Whatever the views on the hand pass Kevin Jer espoused, ‘There should be no such thing as passing the ball back.’

So where has it gone wrong? 

‘More players should be able to express themselves in their own training and I think that fitness and training is totally overdone. They are only amateur players and it’s an impossibility for any player to play the game today and have a job,’ he said.

The immediate future according to Kevin Jer doesn’t offer confidence. 

‘On what I saw last year and the previous year, I am a bit disillusioned in the way we approach it, the way in how the players put a Cork jersey on and not go out and play their heart out. We have players that go out and after 20 minutes they are ready to throw in the towel. In my day, you died on the field. You didn’t have the same training methods but we had heart,’ he said.

Not afraid to express his opinion, Kevin Jer went on, ‘I think the day has come – and I hope I am wrong – that putting on a Cork jersey is no longer the same thing it was back in our day. If you put a Cork jersey on, you wore it with pride.’ 

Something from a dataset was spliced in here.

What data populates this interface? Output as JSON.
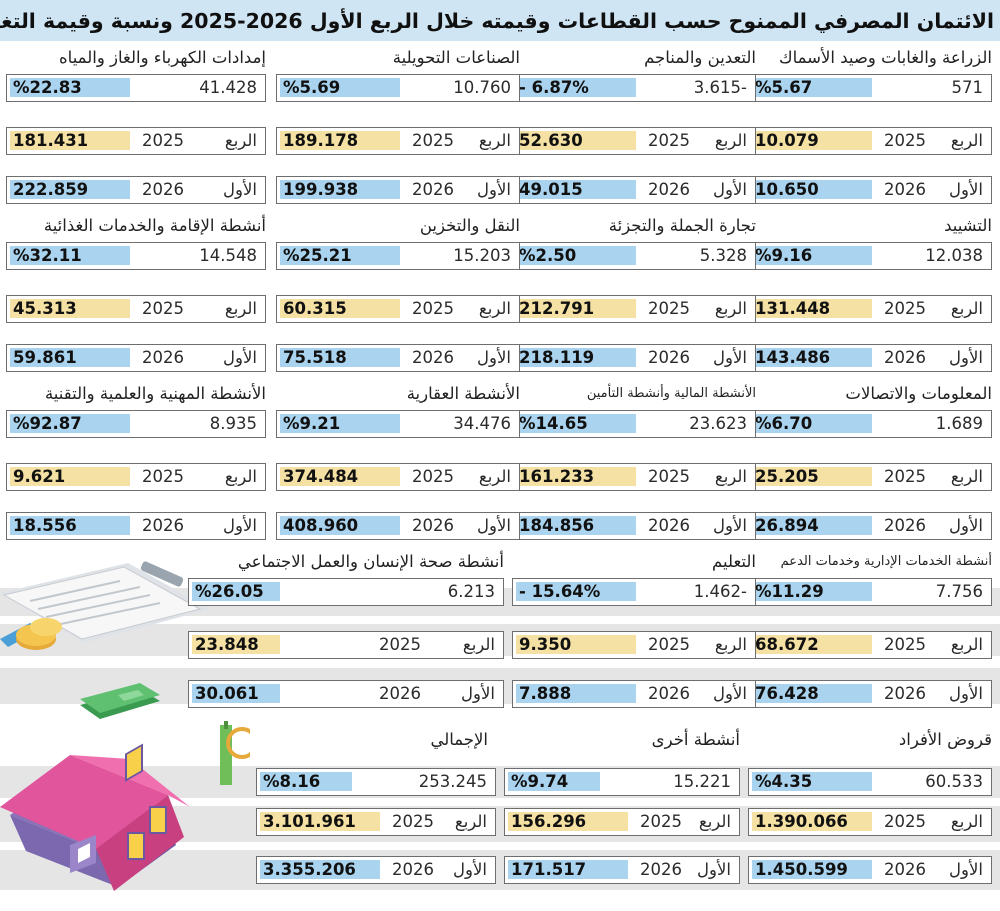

In trying to find hope, he opined, ‘Everybody tells me there is talent there. The breakdown, as I see it, comes when players leave U16.  They go to minor and are coached in a different way, that is where I see the mistakes.  

‘I just hope that they will come to terms with that, if they don’t football is in a dire straight. If you have the basics right, you won’t go far wrong but the basics are not right in Cork football.’